Japanese shogi player (born 1980)

Rieko Yauchi (矢内 理絵子, Yauchi Rieko) is a Japanese women's professional shogi player ranked 5-dan. She is a former Women's Meijin, Ōi and Jo-Ō title holder.

==Women's shogi professional==
===Promotion history===
Yauchi's promotion history is as follows.
- Women's Professional Apprentice League: 1990
- 2-kyū: April 1, 1993
- 1-kyū: April 1, 1995
- 1-dan: July 10, 1995
- 2-dan: April 1, 1997
- 3-dan: October 27, 1997
- 4-dan: August 3, 2004
- 5-dan: February 21, 2014

Note: All ranks are women's professional ranks.

===Titles and other championships===
Yauchi has appeared in major title matches eighteen times and has won a total of six titles.

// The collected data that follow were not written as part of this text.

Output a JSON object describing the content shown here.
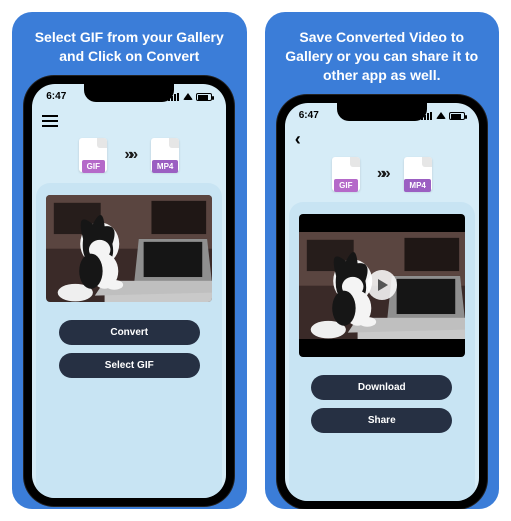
{
  "panels": [
    {
      "caption": "Select GIF from your Gallery and Click on Convert",
      "time": "6:47",
      "nav": "menu",
      "src_tag": "GIF",
      "dst_tag": "MP4",
      "arrows": "»»",
      "media_kind": "image",
      "buttons": [
        "Convert",
        "Select GIF"
      ]
    },
    {
      "caption": "Save Converted Video to Gallery or you can share it to other app as well.",
      "time": "6:47",
      "nav": "back",
      "src_tag": "GIF",
      "dst_tag": "MP4",
      "arrows": "»»",
      "media_kind": "video",
      "buttons": [
        "Download",
        "Share"
      ]
    }
  ]
}
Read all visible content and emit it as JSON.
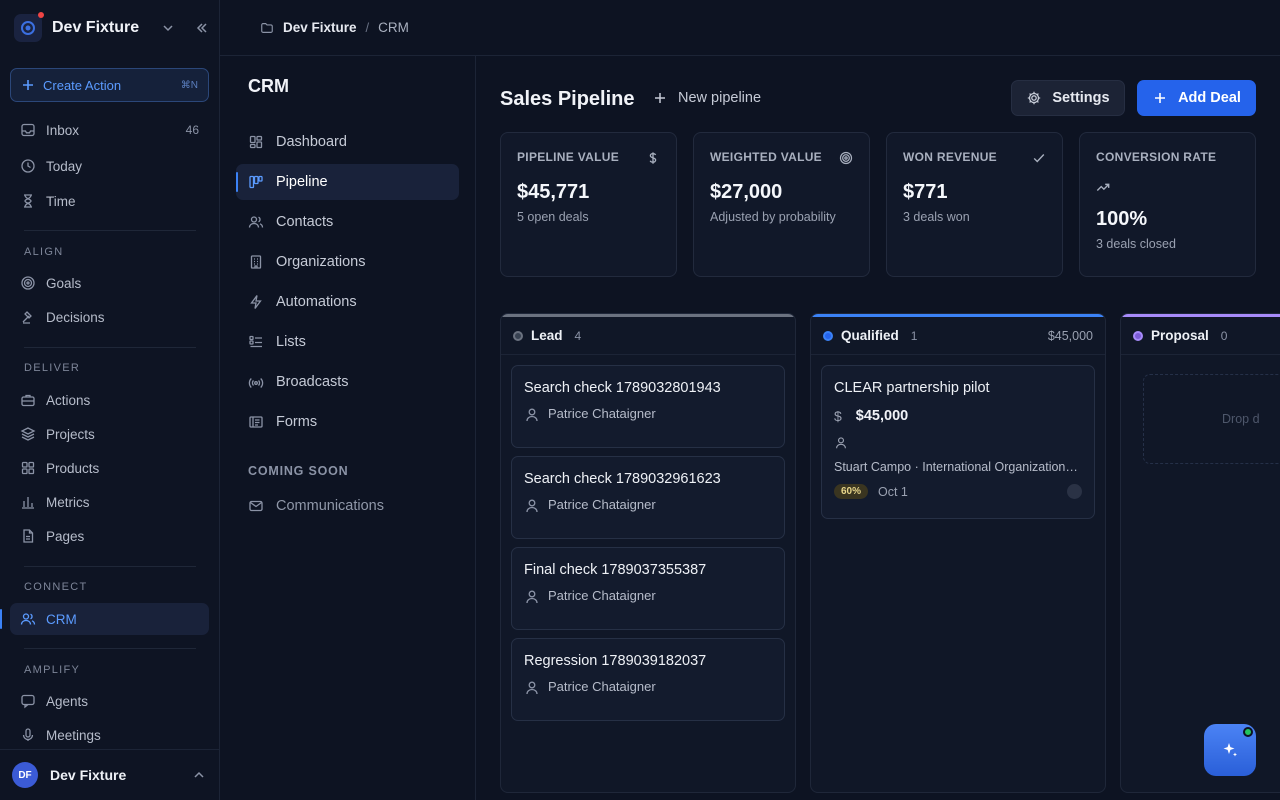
{
  "workspace": {
    "name": "Dev Fixture"
  },
  "sidebar": {
    "create_label": "Create Action",
    "create_shortcut": "⌘N",
    "top_items": [
      {
        "label": "Inbox",
        "count": "46",
        "icon": "inbox-icon"
      },
      {
        "label": "Today",
        "icon": "clock-icon"
      },
      {
        "label": "Time",
        "icon": "hourglass-icon"
      }
    ],
    "sections": [
      {
        "title": "ALIGN",
        "items": [
          {
            "label": "Goals",
            "icon": "target-icon"
          },
          {
            "label": "Decisions",
            "icon": "scale-icon"
          }
        ]
      },
      {
        "title": "DELIVER",
        "items": [
          {
            "label": "Actions",
            "icon": "briefcase-icon"
          },
          {
            "label": "Projects",
            "icon": "layers-icon"
          },
          {
            "label": "Products",
            "icon": "grid-icon"
          },
          {
            "label": "Metrics",
            "icon": "bar-chart-icon"
          },
          {
            "label": "Pages",
            "icon": "file-icon"
          }
        ]
      },
      {
        "title": "CONNECT",
        "items": [
          {
            "label": "CRM",
            "icon": "users-icon",
            "active": true
          }
        ]
      },
      {
        "title": "AMPLIFY",
        "items": [
          {
            "label": "Agents",
            "icon": "chat-icon"
          },
          {
            "label": "Meetings",
            "icon": "mic-icon"
          }
        ]
      }
    ],
    "user": {
      "initials": "DF",
      "name": "Dev Fixture"
    }
  },
  "breadcrumb": {
    "parent": "Dev Fixture",
    "current": "CRM",
    "separator": "/"
  },
  "subnav": {
    "title": "CRM",
    "items": [
      {
        "label": "Dashboard",
        "icon": "dashboard-icon"
      },
      {
        "label": "Pipeline",
        "icon": "kanban-icon",
        "active": true
      },
      {
        "label": "Contacts",
        "icon": "users-icon"
      },
      {
        "label": "Organizations",
        "icon": "building-icon"
      },
      {
        "label": "Automations",
        "icon": "lightning-icon"
      },
      {
        "label": "Lists",
        "icon": "list-icon"
      },
      {
        "label": "Broadcasts",
        "icon": "broadcast-icon"
      },
      {
        "label": "Forms",
        "icon": "form-icon"
      }
    ],
    "coming_soon_title": "COMING SOON",
    "coming_soon_items": [
      {
        "label": "Communications",
        "icon": "mail-icon"
      }
    ]
  },
  "main": {
    "title": "Sales Pipeline",
    "new_pipeline_label": "New pipeline",
    "settings_label": "Settings",
    "add_deal_label": "Add Deal",
    "stats": [
      {
        "label": "PIPELINE VALUE",
        "value": "$45,771",
        "sub": "5 open deals",
        "icon": "dollar-icon"
      },
      {
        "label": "WEIGHTED VALUE",
        "value": "$27,000",
        "sub": "Adjusted by probability",
        "icon": "target-icon"
      },
      {
        "label": "WON REVENUE",
        "value": "$771",
        "sub": "3 deals won",
        "icon": "check-icon"
      },
      {
        "label": "CONVERSION RATE",
        "value": "100%",
        "sub": "3 deals closed",
        "icon": "trending-up-icon"
      }
    ],
    "columns": [
      {
        "name": "Lead",
        "count": "4",
        "total": "",
        "color": "#6b7280",
        "deals": [
          {
            "title": "Search check 1789032801943",
            "owner": "Patrice Chataigner"
          },
          {
            "title": "Search check 1789032961623",
            "owner": "Patrice Chataigner"
          },
          {
            "title": "Final check 1789037355387",
            "owner": "Patrice Chataigner"
          },
          {
            "title": "Regression 1789039182037",
            "owner": "Patrice Chataigner"
          }
        ]
      },
      {
        "name": "Qualified",
        "count": "1",
        "total": "$45,000",
        "color": "#3b82f6",
        "deals": [
          {
            "title": "CLEAR partnership pilot",
            "amount": "$45,000",
            "currency_symbol": "$",
            "company": "Stuart Campo · International Organization…",
            "probability": "60%",
            "date": "Oct 1"
          }
        ]
      },
      {
        "name": "Proposal",
        "count": "0",
        "total": "",
        "color": "#a78bfa",
        "drop_text": "Drop d"
      }
    ]
  },
  "colors": {
    "accent": "#2563eb",
    "background": "#0d1322",
    "lead": "#6b7280",
    "qualified": "#3b82f6",
    "proposal": "#a78bfa"
  }
}
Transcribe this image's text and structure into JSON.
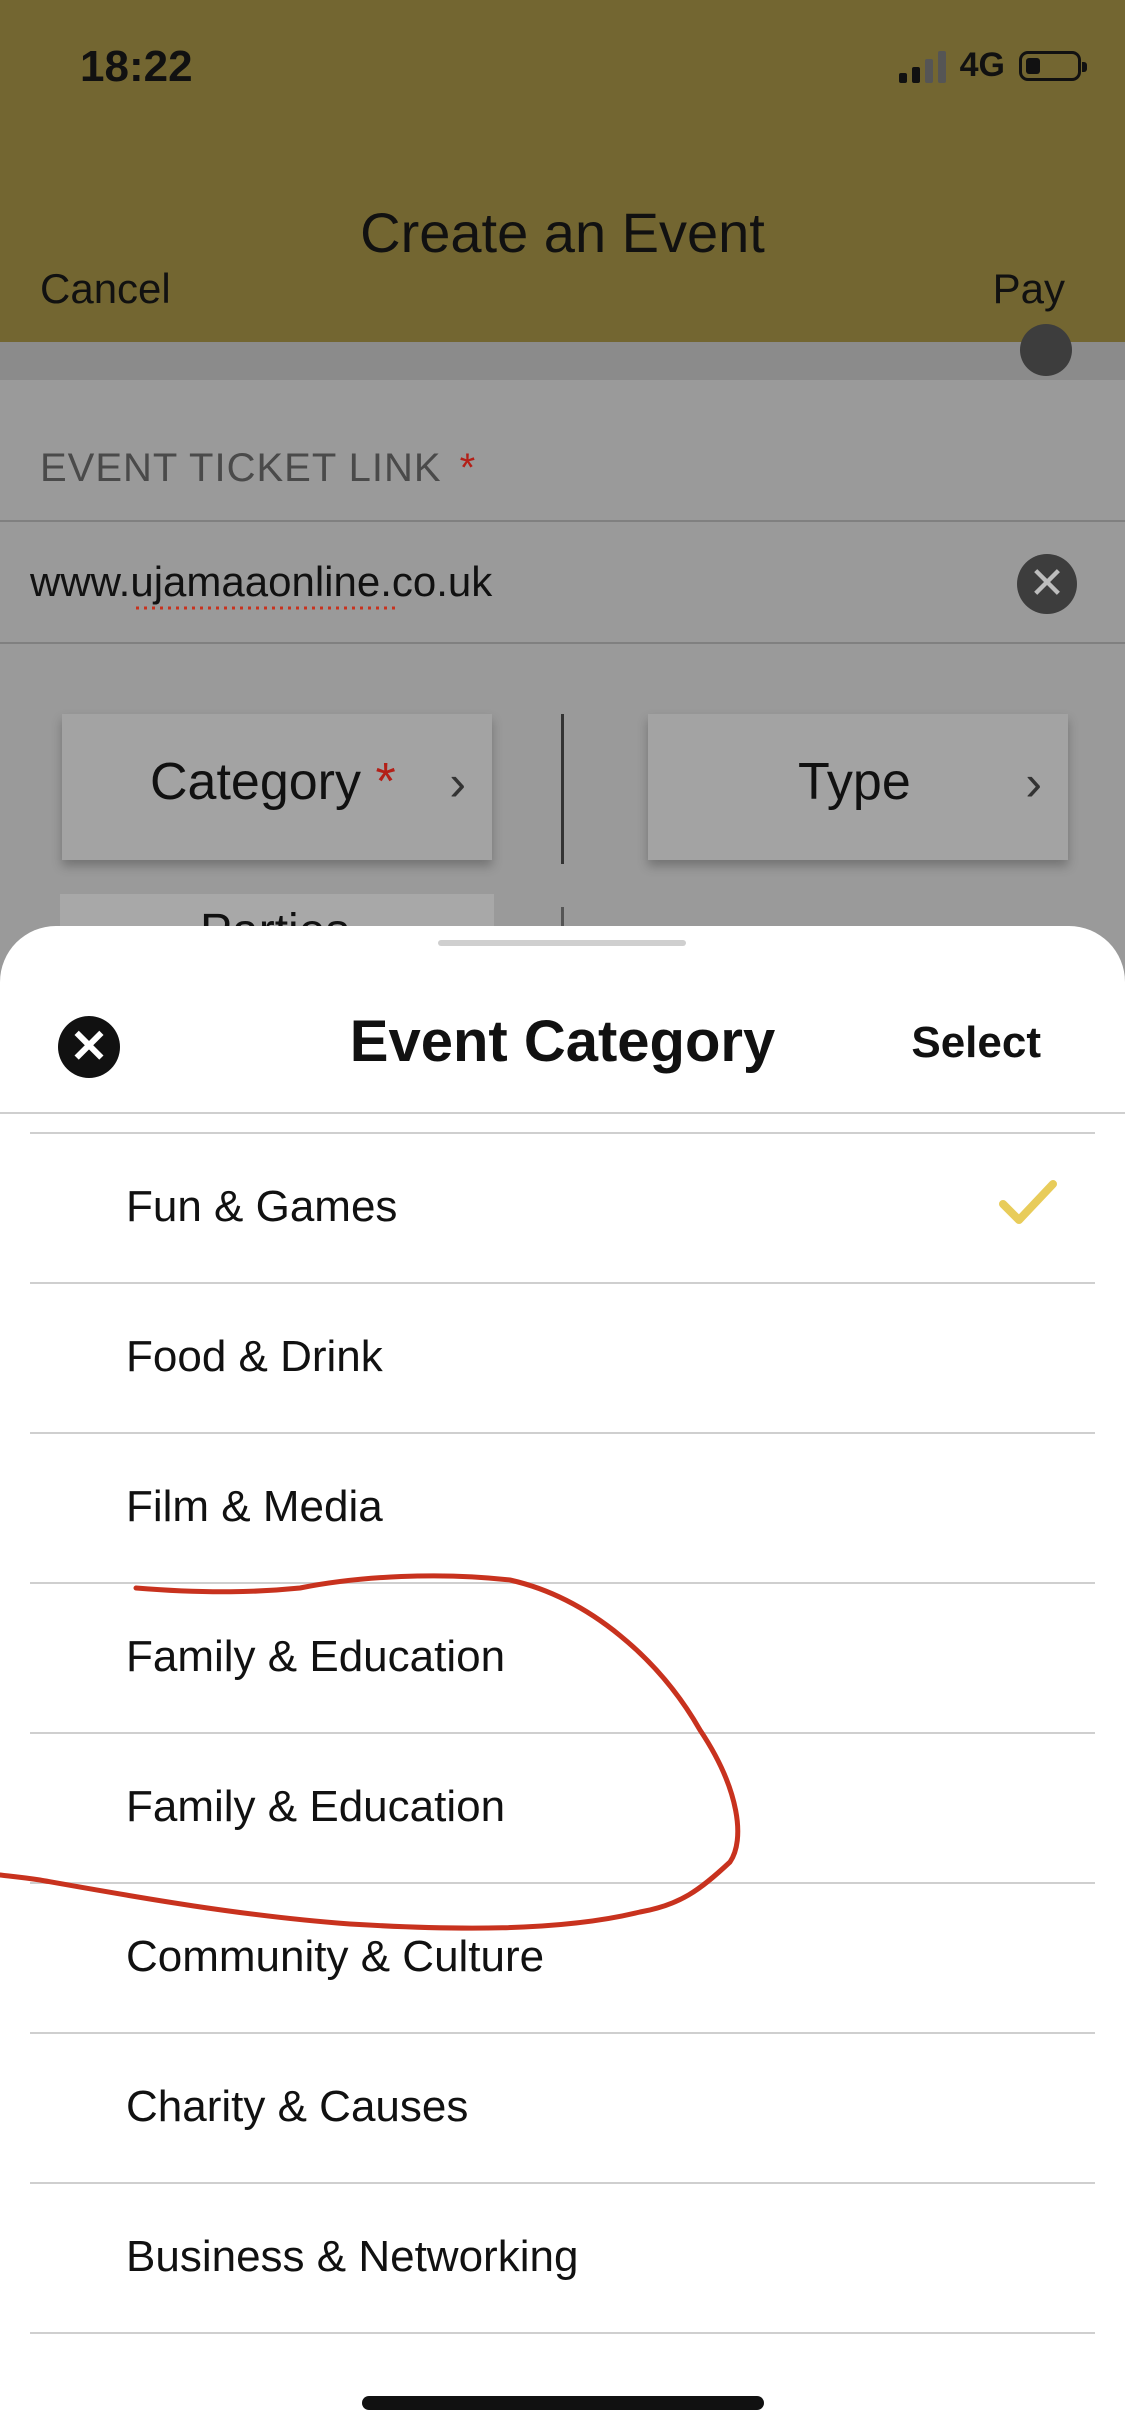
{
  "status_bar": {
    "time": "18:22",
    "network": "4G"
  },
  "nav": {
    "title": "Create an Event",
    "cancel_label": "Cancel",
    "pay_label": "Pay"
  },
  "form": {
    "ticket_link_label": "EVENT TICKET LINK",
    "required_mark": "*",
    "ticket_link_value": "www.ujamaaonline.co.uk",
    "category_label": "Category",
    "type_label": "Type",
    "selected_category_partial": "Parties"
  },
  "sheet": {
    "title": "Event Category",
    "select_label": "Select",
    "items": [
      {
        "label": "Fun & Games",
        "selected": true
      },
      {
        "label": "Food & Drink",
        "selected": false
      },
      {
        "label": "Film & Media",
        "selected": false
      },
      {
        "label": "Family & Education",
        "selected": false
      },
      {
        "label": "Family & Education",
        "selected": false
      },
      {
        "label": "Community & Culture",
        "selected": false
      },
      {
        "label": "Charity & Causes",
        "selected": false
      },
      {
        "label": "Business & Networking",
        "selected": false
      }
    ]
  },
  "colors": {
    "header_bg": "#736631",
    "overlay_gray": "#9a9a9a",
    "check_color": "#e8cc5a",
    "annotation_red": "#c8321e",
    "required_red": "#b32018"
  },
  "icons": {
    "clear": "close-circle-icon",
    "chevron": "chevron-right-icon",
    "sheet_close": "close-circle-icon",
    "selected": "checkmark-icon"
  }
}
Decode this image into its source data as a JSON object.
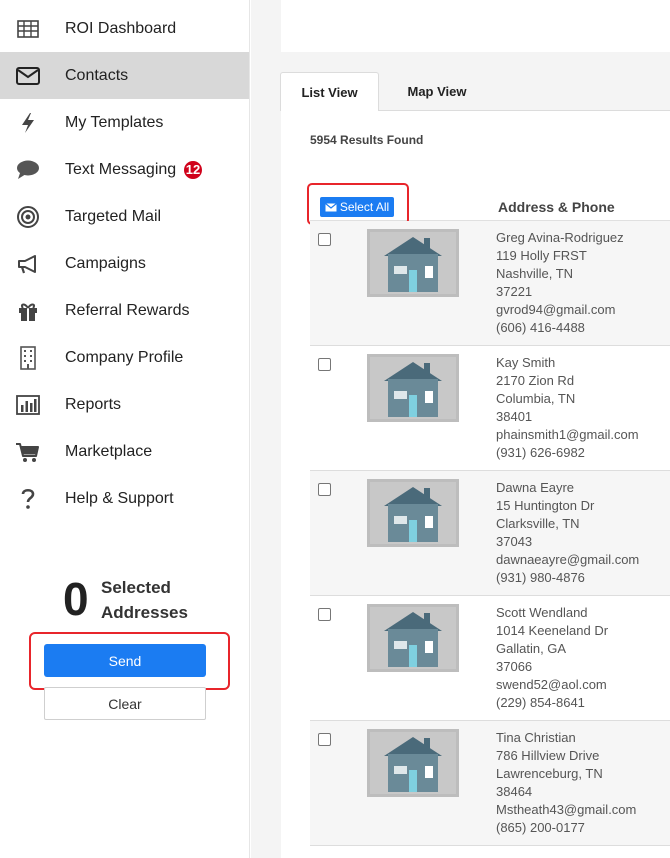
{
  "sidebar": {
    "items": [
      {
        "label": "ROI Dashboard",
        "icon": "grid-table-icon"
      },
      {
        "label": "Contacts",
        "icon": "envelope-icon",
        "active": true
      },
      {
        "label": "My Templates",
        "icon": "lightning-bolt-icon"
      },
      {
        "label": "Text Messaging",
        "icon": "chat-bubble-icon",
        "badge": "12"
      },
      {
        "label": "Targeted Mail",
        "icon": "target-icon"
      },
      {
        "label": "Campaigns",
        "icon": "megaphone-icon"
      },
      {
        "label": "Referral Rewards",
        "icon": "gift-icon"
      },
      {
        "label": "Company Profile",
        "icon": "building-icon"
      },
      {
        "label": "Reports",
        "icon": "bar-chart-icon"
      },
      {
        "label": "Marketplace",
        "icon": "shopping-cart-icon"
      },
      {
        "label": "Help & Support",
        "icon": "question-mark-icon"
      }
    ],
    "selected": {
      "count": "0",
      "label": "Selected Addresses"
    },
    "send_label": "Send",
    "clear_label": "Clear"
  },
  "main": {
    "tabs": [
      {
        "label": "List View",
        "active": true
      },
      {
        "label": "Map View",
        "active": false
      }
    ],
    "results_text": "5954 Results Found",
    "select_all_label": "Select All",
    "column_header": "Address & Phone",
    "rows": [
      {
        "name": "Greg Avina-Rodriguez",
        "street": "119 Holly FRST",
        "city": "Nashville, TN",
        "zip": "37221",
        "email": "gvrod94@gmail.com",
        "phone": "(606) 416-4488"
      },
      {
        "name": "Kay Smith",
        "street": "2170 Zion Rd",
        "city": "Columbia, TN",
        "zip": "38401",
        "email": "phainsmith1@gmail.com",
        "phone": "(931) 626-6982"
      },
      {
        "name": "Dawna Eayre",
        "street": "15 Huntington Dr",
        "city": "Clarksville, TN",
        "zip": "37043",
        "email": "dawnaeayre@gmail.com",
        "phone": "(931) 980-4876"
      },
      {
        "name": "Scott Wendland",
        "street": "1014 Keeneland Dr",
        "city": "Gallatin, GA",
        "zip": "37066",
        "email": "swend52@aol.com",
        "phone": "(229) 854-8641"
      },
      {
        "name": "Tina Christian",
        "street": "786 Hillview Drive",
        "city": "Lawrenceburg, TN",
        "zip": "38464",
        "email": "Mstheath43@gmail.com",
        "phone": "(865) 200-0177"
      }
    ]
  },
  "colors": {
    "accent": "#1b7cf2",
    "highlight": "#e8252b",
    "badge": "#d0021b",
    "active_nav": "#d8d8d8"
  }
}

In addition to major titles, Yauchi has won two other shogi championships.

====Major titles====

| Title | Years | Number of times overall |
|---|---|---|
| Women's Ōi [ja] | 1997 | 1 |
| Women's Meijin | 2005–07 | 3 |
| Jo-Ō [ja] | 2008–09 | 2 |

====Other championships====

| Tournament | Years | Number of times |
|---|---|---|
| ^{*}Ladies Open Tournament [ja] | 1998, 2006 | 2 |

Note: Tournaments marked with an asterisk (*) are no longer held or currently suspended.

===Awards and honors===
Yauchi has received a number of Japan Shogi Association Annual Shogi Awards and other awards in recognition of her accomplishments in shogi and contributions made to Japanese society.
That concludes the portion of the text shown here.